On the solo adventuring that inspired Radio Flyer‘s title track (“And my big brother never wanted me to hang with his friends…”):

I think any girl who had an older brother can understand that at a certain point, your older brother will be embarrassed by you. He’s four years older. We were best friends in a lot of ways — kind of by force — but he didn’t want his friends to have a crush on me, so he didn’t want me around that much. Also, he didn’t want me to like them. He didn’t want to be slowed down by his baby sister. I wrote ["Radio Flyer"] about the time we lived in State College, Pennsylvania, where a lot of my first memories are from. He had a group of six or seven dudes.

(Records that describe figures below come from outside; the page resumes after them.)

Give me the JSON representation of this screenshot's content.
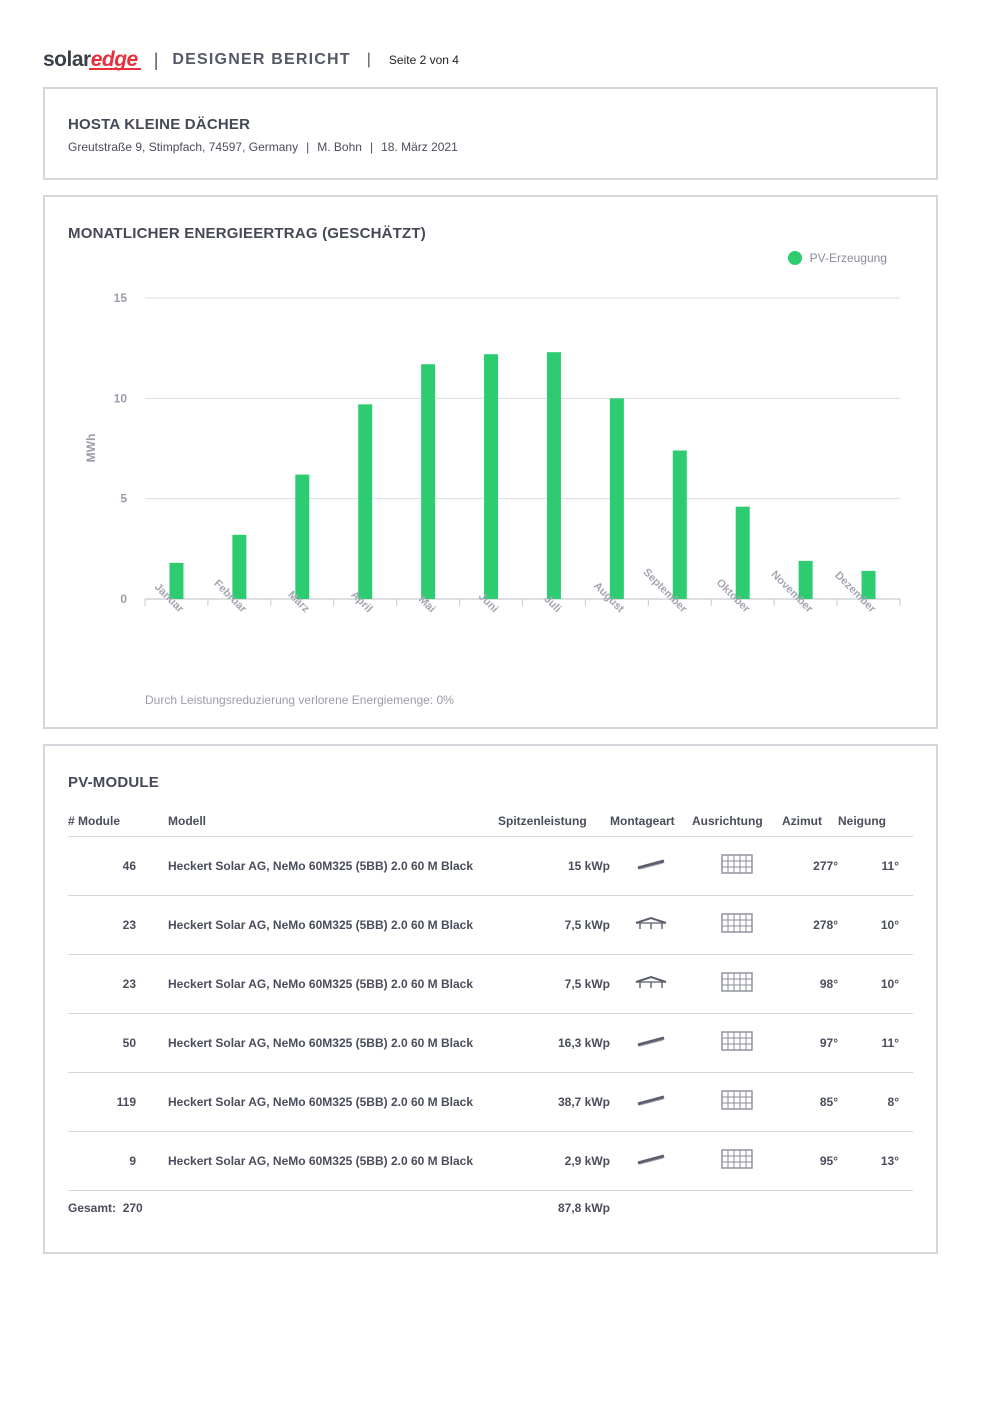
{
  "header": {
    "logo_solar": "solar",
    "logo_edge": "edge",
    "report_title": "DESIGNER BERICHT",
    "page_label": "Seite 2 von 4"
  },
  "project": {
    "title": "HOSTA KLEINE DÄCHER",
    "address": "Greutstraße 9, Stimpfach, 74597, Germany",
    "author": "M. Bohn",
    "date": "18. März 2021"
  },
  "energy": {
    "title": "MONATLICHER ENERGIEERTRAG (GESCHÄTZT)",
    "legend_label": "PV-Erzeugung",
    "loss_note": "Durch Leistungsreduzierung verlorene Energiemenge: 0%"
  },
  "chart_data": {
    "type": "bar",
    "categories": [
      "Januar",
      "Februar",
      "März",
      "April",
      "Mai",
      "Juni",
      "Juli",
      "August",
      "September",
      "Oktober",
      "November",
      "Dezember"
    ],
    "series": [
      {
        "name": "PV-Erzeugung",
        "values": [
          1.8,
          3.2,
          6.2,
          9.7,
          11.7,
          12.2,
          12.3,
          10.0,
          7.4,
          4.6,
          1.9,
          1.4
        ],
        "color": "#2ecc71"
      }
    ],
    "xlabel": "",
    "ylabel": "MWh",
    "yticks": [
      "0",
      "5",
      "10",
      "15"
    ],
    "ylim": [
      0,
      15
    ],
    "grid": true,
    "legend": "top-right"
  },
  "modules": {
    "title": "PV-MODULE",
    "columns": [
      "# Module",
      "Modell",
      "Spitzenleistung",
      "Montageart",
      "Ausrichtung",
      "Azimut",
      "Neigung"
    ],
    "rows": [
      {
        "count": "46",
        "model": "Heckert Solar AG, NeMo 60M325 (5BB) 2.0 60 M Black",
        "peak": "15 kWp",
        "mount": "flat-mount-icon",
        "orientation": "landscape-grid-icon",
        "azimuth": "277°",
        "tilt": "11°"
      },
      {
        "count": "23",
        "model": "Heckert Solar AG, NeMo 60M325 (5BB) 2.0 60 M Black",
        "peak": "7,5 kWp",
        "mount": "east-west-mount-icon",
        "orientation": "landscape-grid-icon",
        "azimuth": "278°",
        "tilt": "10°"
      },
      {
        "count": "23",
        "model": "Heckert Solar AG, NeMo 60M325 (5BB) 2.0 60 M Black",
        "peak": "7,5 kWp",
        "mount": "east-west-mount-icon",
        "orientation": "landscape-grid-icon",
        "azimuth": "98°",
        "tilt": "10°"
      },
      {
        "count": "50",
        "model": "Heckert Solar AG, NeMo 60M325 (5BB) 2.0 60 M Black",
        "peak": "16,3 kWp",
        "mount": "flat-mount-icon",
        "orientation": "landscape-grid-icon",
        "azimuth": "97°",
        "tilt": "11°"
      },
      {
        "count": "119",
        "model": "Heckert Solar AG, NeMo 60M325 (5BB) 2.0 60 M Black",
        "peak": "38,7 kWp",
        "mount": "flat-mount-icon",
        "orientation": "landscape-grid-icon",
        "azimuth": "85°",
        "tilt": "8°"
      },
      {
        "count": "9",
        "model": "Heckert Solar AG, NeMo 60M325 (5BB) 2.0 60 M Black",
        "peak": "2,9 kWp",
        "mount": "flat-mount-icon",
        "orientation": "landscape-grid-icon",
        "azimuth": "95°",
        "tilt": "13°"
      }
    ],
    "total_label": "Gesamt:",
    "total_count": "270",
    "total_peak": "87,8 kWp"
  }
}
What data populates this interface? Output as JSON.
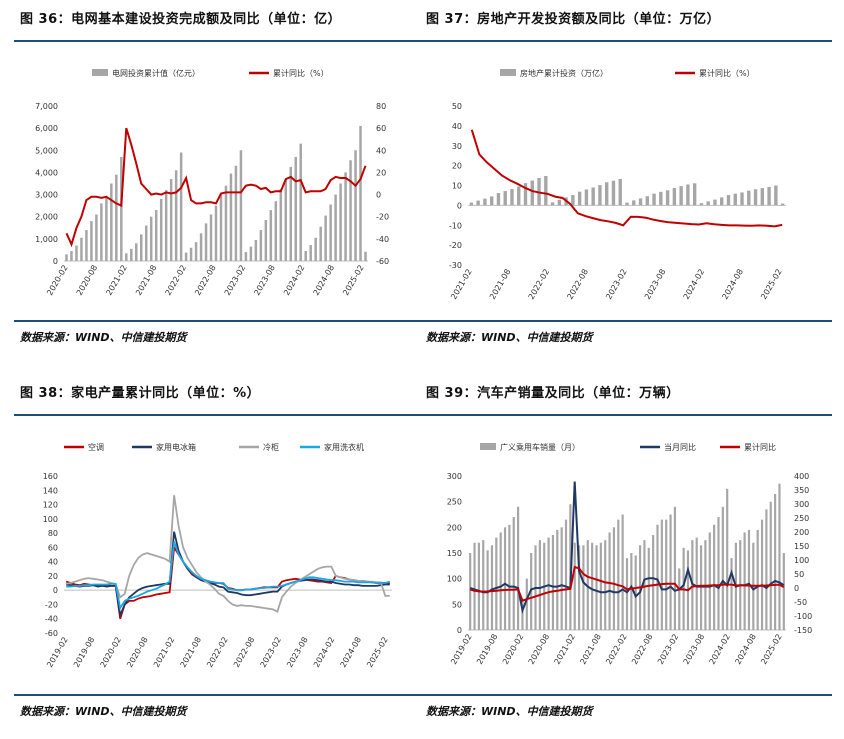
{
  "panels": [
    {
      "title": "图 36：电网基本建设投资完成额及同比（单位：亿）",
      "source": "数据来源：WIND、中信建投期货"
    },
    {
      "title": "图 37：房地产开发投资额及同比（单位：万亿）",
      "source": "数据来源：WIND、中信建投期货"
    },
    {
      "title": "图 38：家电产量累计同比（单位：%）",
      "source": "数据来源：WIND、中信建投期货"
    },
    {
      "title": "图 39：汽车产销量及同比（单位：万辆）",
      "source": "数据来源：WIND、中信建投期货"
    }
  ],
  "colors": {
    "bar": "#a6a6a6",
    "red": "#c00000",
    "navy": "#1f3864",
    "gray": "#a6a6a6",
    "blue": "#1aa7e5",
    "rule": "#1f4e79"
  },
  "chart_data": [
    {
      "type": "bar",
      "x_ticks": [
        "2020-02",
        "2020-08",
        "2021-02",
        "2021-08",
        "2022-02",
        "2022-08",
        "2023-02",
        "2023-08",
        "2024-02",
        "2024-08",
        "2025-02"
      ],
      "y_left": {
        "lim": [
          0,
          7000
        ],
        "ticks": [
          "0",
          "1,000",
          "2,000",
          "3,000",
          "4,000",
          "5,000",
          "6,000",
          "7,000"
        ]
      },
      "y_right": {
        "lim": [
          -60,
          80
        ],
        "ticks": [
          "-60",
          "-40",
          "-20",
          "0",
          "20",
          "40",
          "60",
          "80"
        ]
      },
      "series": [
        {
          "name": "电网投资累计值（亿元）",
          "axis": "left",
          "type": "bar",
          "values": [
            300,
            450,
            700,
            1050,
            1400,
            1800,
            2100,
            2600,
            2900,
            3500,
            3900,
            4700,
            350,
            550,
            800,
            1200,
            1600,
            2000,
            2300,
            2800,
            3200,
            3700,
            4100,
            4900,
            380,
            600,
            850,
            1250,
            1700,
            2100,
            2500,
            3000,
            3400,
            3950,
            4300,
            5000,
            400,
            650,
            950,
            1400,
            1850,
            2300,
            2700,
            3250,
            3700,
            4250,
            4700,
            5300,
            450,
            720,
            1050,
            1550,
            2050,
            2550,
            3000,
            3500,
            4000,
            4550,
            5000,
            6100,
            420
          ]
        },
        {
          "name": "累计同比（%）",
          "axis": "right",
          "type": "line",
          "values": [
            -35,
            -45,
            -30,
            -20,
            -5,
            -2,
            -2,
            -3,
            -2,
            -5,
            -8,
            -10,
            60,
            45,
            28,
            10,
            5,
            0,
            1,
            0,
            2,
            1,
            2,
            6,
            15,
            -5,
            -8,
            -8,
            -7,
            -7,
            -8,
            1,
            2,
            2,
            2,
            2,
            8,
            9,
            8,
            5,
            6,
            2,
            3,
            3,
            14,
            16,
            12,
            13,
            2,
            3,
            3,
            3,
            5,
            13,
            16,
            15,
            15,
            12,
            8,
            14,
            26
          ]
        }
      ]
    },
    {
      "type": "bar",
      "x_ticks": [
        "2021-02",
        "2021-08",
        "2022-02",
        "2022-08",
        "2023-02",
        "2023-08",
        "2024-02",
        "2024-08",
        "2025-02"
      ],
      "y_left": {
        "lim": [
          -30,
          50
        ],
        "ticks": [
          "-30",
          "-20",
          "-10",
          "0",
          "10",
          "20",
          "30",
          "40",
          "50"
        ]
      },
      "series": [
        {
          "name": "房地产累计投资（万亿）",
          "axis": "left",
          "type": "bar",
          "values": [
            1.4,
            2.4,
            3.4,
            4.5,
            6.2,
            7.2,
            8.2,
            9.5,
            11.2,
            12.5,
            13.8,
            14.8,
            1.5,
            2.8,
            4.0,
            5.2,
            6.9,
            8.0,
            9.0,
            10.2,
            11.6,
            12.4,
            13.3,
            1.4,
            2.5,
            3.5,
            4.6,
            5.9,
            6.8,
            7.6,
            8.7,
            9.7,
            10.5,
            11.1,
            1.1,
            2.0,
            2.9,
            4.0,
            5.2,
            5.9,
            6.5,
            7.4,
            8.1,
            8.7,
            9.3,
            10.0,
            0.9
          ]
        },
        {
          "name": "累计同比（%）",
          "axis": "left",
          "type": "line",
          "values": [
            38,
            25.6,
            21.6,
            18.3,
            15.0,
            12.7,
            10.9,
            8.9,
            7.2,
            6.4,
            5.8,
            4.4,
            3.7,
            0.7,
            -4.0,
            -5.4,
            -6.4,
            -7.4,
            -8.0,
            -8.8,
            -10,
            -5.7,
            -5.8,
            -6.2,
            -7.2,
            -7.9,
            -8.5,
            -8.8,
            -9.1,
            -9.4,
            -9.6,
            -9.0,
            -9.5,
            -9.8,
            -10.1,
            -10.1,
            -10.2,
            -10.3,
            -10.1,
            -10.3,
            -10.6,
            -9.8
          ]
        }
      ]
    },
    {
      "type": "line",
      "x_ticks": [
        "2019-02",
        "2019-08",
        "2020-02",
        "2020-08",
        "2021-02",
        "2021-08",
        "2022-02",
        "2022-08",
        "2023-02",
        "2023-08",
        "2024-02",
        "2024-08",
        "2025-02"
      ],
      "y_left": {
        "lim": [
          -60,
          160
        ],
        "ticks": [
          "-60",
          "-40",
          "-20",
          "0",
          "20",
          "40",
          "60",
          "80",
          "100",
          "120",
          "140",
          "160"
        ]
      },
      "series": [
        {
          "name": "空调",
          "values": [
            12,
            10,
            8,
            7,
            9,
            8,
            7,
            6,
            7,
            6,
            6,
            6,
            -40,
            -20,
            -15,
            -15,
            -12,
            -10,
            -9,
            -8,
            -6,
            -5,
            -4,
            -3,
            60,
            50,
            40,
            30,
            22,
            18,
            16,
            14,
            12,
            10,
            10,
            9,
            3,
            2,
            0,
            0,
            1,
            1,
            2,
            3,
            4,
            4,
            4,
            4,
            12,
            14,
            15,
            16,
            15,
            15,
            14,
            13,
            12,
            12,
            11,
            10,
            20,
            18,
            17,
            15,
            14,
            13,
            13,
            12,
            11,
            10,
            10,
            10,
            10
          ]
        },
        {
          "name": "家用电冰箱",
          "values": [
            8,
            7,
            6,
            5,
            6,
            6,
            7,
            5,
            6,
            5,
            6,
            6,
            -35,
            -20,
            -10,
            -5,
            0,
            3,
            5,
            6,
            7,
            8,
            9,
            9,
            82,
            55,
            40,
            30,
            24,
            18,
            14,
            12,
            10,
            8,
            5,
            4,
            -2,
            -3,
            -4,
            -6,
            -7,
            -7,
            -6,
            -5,
            -4,
            -3,
            -2,
            -2,
            5,
            8,
            10,
            12,
            13,
            14,
            15,
            15,
            14,
            13,
            12,
            12,
            10,
            9,
            8,
            8,
            7,
            7,
            6,
            6,
            6,
            6,
            7,
            8,
            8
          ]
        },
        {
          "name": "冷柜",
          "values": [
            9,
            10,
            12,
            14,
            16,
            17,
            16,
            15,
            14,
            12,
            10,
            8,
            -10,
            -5,
            20,
            35,
            45,
            50,
            52,
            50,
            48,
            46,
            44,
            40,
            133,
            90,
            60,
            45,
            35,
            25,
            18,
            12,
            8,
            2,
            -5,
            -8,
            -15,
            -20,
            -22,
            -21,
            -22,
            -22,
            -23,
            -24,
            -25,
            -26,
            -27,
            -30,
            -10,
            -2,
            5,
            10,
            14,
            18,
            22,
            26,
            30,
            32,
            33,
            33,
            20,
            18,
            16,
            15,
            14,
            13,
            13,
            12,
            12,
            11,
            11,
            -8,
            -8
          ]
        },
        {
          "name": "家用洗衣机",
          "values": [
            5,
            5,
            6,
            6,
            7,
            7,
            8,
            8,
            8,
            8,
            9,
            9,
            -25,
            -15,
            -12,
            -10,
            -8,
            -5,
            -2,
            0,
            2,
            5,
            8,
            12,
            68,
            50,
            40,
            32,
            25,
            20,
            16,
            14,
            12,
            11,
            10,
            10,
            2,
            1,
            0,
            0,
            1,
            1,
            2,
            3,
            3,
            4,
            5,
            5,
            6,
            8,
            10,
            12,
            14,
            16,
            18,
            18,
            17,
            16,
            15,
            14,
            14,
            13,
            12,
            12,
            12,
            11,
            11,
            11,
            11,
            10,
            10,
            10,
            12
          ]
        }
      ]
    },
    {
      "type": "bar",
      "x_ticks": [
        "2019-02",
        "2019-08",
        "2020-02",
        "2020-08",
        "2021-02",
        "2021-08",
        "2022-02",
        "2022-08",
        "2023-02",
        "2023-08",
        "2024-02",
        "2024-08",
        "2025-02"
      ],
      "y_left": {
        "lim": [
          0,
          300
        ],
        "ticks": [
          "0",
          "50",
          "100",
          "150",
          "200",
          "250",
          "300"
        ]
      },
      "y_right": {
        "lim": [
          -150,
          400
        ],
        "ticks": [
          "-150",
          "-100",
          "-50",
          "0",
          "50",
          "100",
          "150",
          "200",
          "250",
          "300",
          "350",
          "400"
        ]
      },
      "series": [
        {
          "name": "广义乘用车销量（月）",
          "axis": "left",
          "type": "bar",
          "values": [
            150,
            170,
            170,
            175,
            155,
            165,
            180,
            190,
            200,
            205,
            220,
            240,
            60,
            100,
            150,
            165,
            175,
            170,
            180,
            185,
            195,
            200,
            215,
            245,
            170,
            165,
            165,
            175,
            170,
            165,
            170,
            175,
            190,
            200,
            215,
            225,
            140,
            150,
            145,
            165,
            175,
            160,
            185,
            205,
            215,
            215,
            225,
            240,
            120,
            160,
            155,
            175,
            180,
            165,
            175,
            190,
            205,
            220,
            240,
            275,
            140,
            170,
            175,
            190,
            195,
            170,
            195,
            215,
            235,
            250,
            265,
            285,
            150
          ]
        },
        {
          "name": "当月同比",
          "axis": "right",
          "type": "line",
          "values": [
            0,
            -5,
            -10,
            -15,
            -15,
            -5,
            0,
            5,
            15,
            5,
            5,
            0,
            -80,
            -40,
            -5,
            0,
            0,
            5,
            10,
            5,
            5,
            10,
            5,
            0,
            380,
            60,
            20,
            5,
            -5,
            -10,
            -15,
            -15,
            -10,
            -15,
            -15,
            -5,
            -15,
            5,
            -30,
            -15,
            30,
            35,
            35,
            30,
            -5,
            -5,
            5,
            -10,
            -5,
            10,
            65,
            15,
            5,
            5,
            5,
            5,
            10,
            0,
            25,
            10,
            55,
            5,
            10,
            10,
            15,
            -5,
            5,
            10,
            0,
            15,
            25,
            20,
            10
          ]
        },
        {
          "name": "累计同比",
          "axis": "right",
          "type": "line",
          "values": [
            -5,
            -10,
            -12,
            -13,
            -12,
            -11,
            -10,
            -8,
            -7,
            -6,
            -6,
            -5,
            -45,
            -40,
            -35,
            -30,
            -25,
            -20,
            -15,
            -12,
            -10,
            -7,
            -5,
            -3,
            75,
            70,
            50,
            40,
            35,
            30,
            25,
            20,
            18,
            15,
            10,
            6,
            -5,
            -2,
            0,
            2,
            5,
            8,
            10,
            12,
            14,
            15,
            15,
            15,
            -5,
            -5,
            -8,
            5,
            7,
            8,
            8,
            9,
            10,
            10,
            12,
            12,
            12,
            9,
            10,
            9,
            9,
            8,
            8,
            8,
            9,
            10,
            11,
            12,
            3
          ]
        }
      ]
    }
  ]
}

We would all just be around the neighborhood, playing football, skateboarding and riding bikes together. State College is almost rural, where Penn State is but outside of that, with mountains, woods and huge forests behind our own homes.

He and his friends used to explore everywhere. I used to try and come, and he didn’t really want me around. So I used to sneak out of the house and go beyond where I was supposed to go. That would take place on my Radio Flyer or on my Big Wheel. The first sport I ever tried was skateboarding, and that was a terrible experience. I still have scars on my legs because of that. I guess I spent a lot of time, just trying to do what a lot of them did but like, without him. So ["Radio Flyer"] is so true life. I had sent the song to my brother. He was touched, but then he was like, “Why did you have to call me out like that?”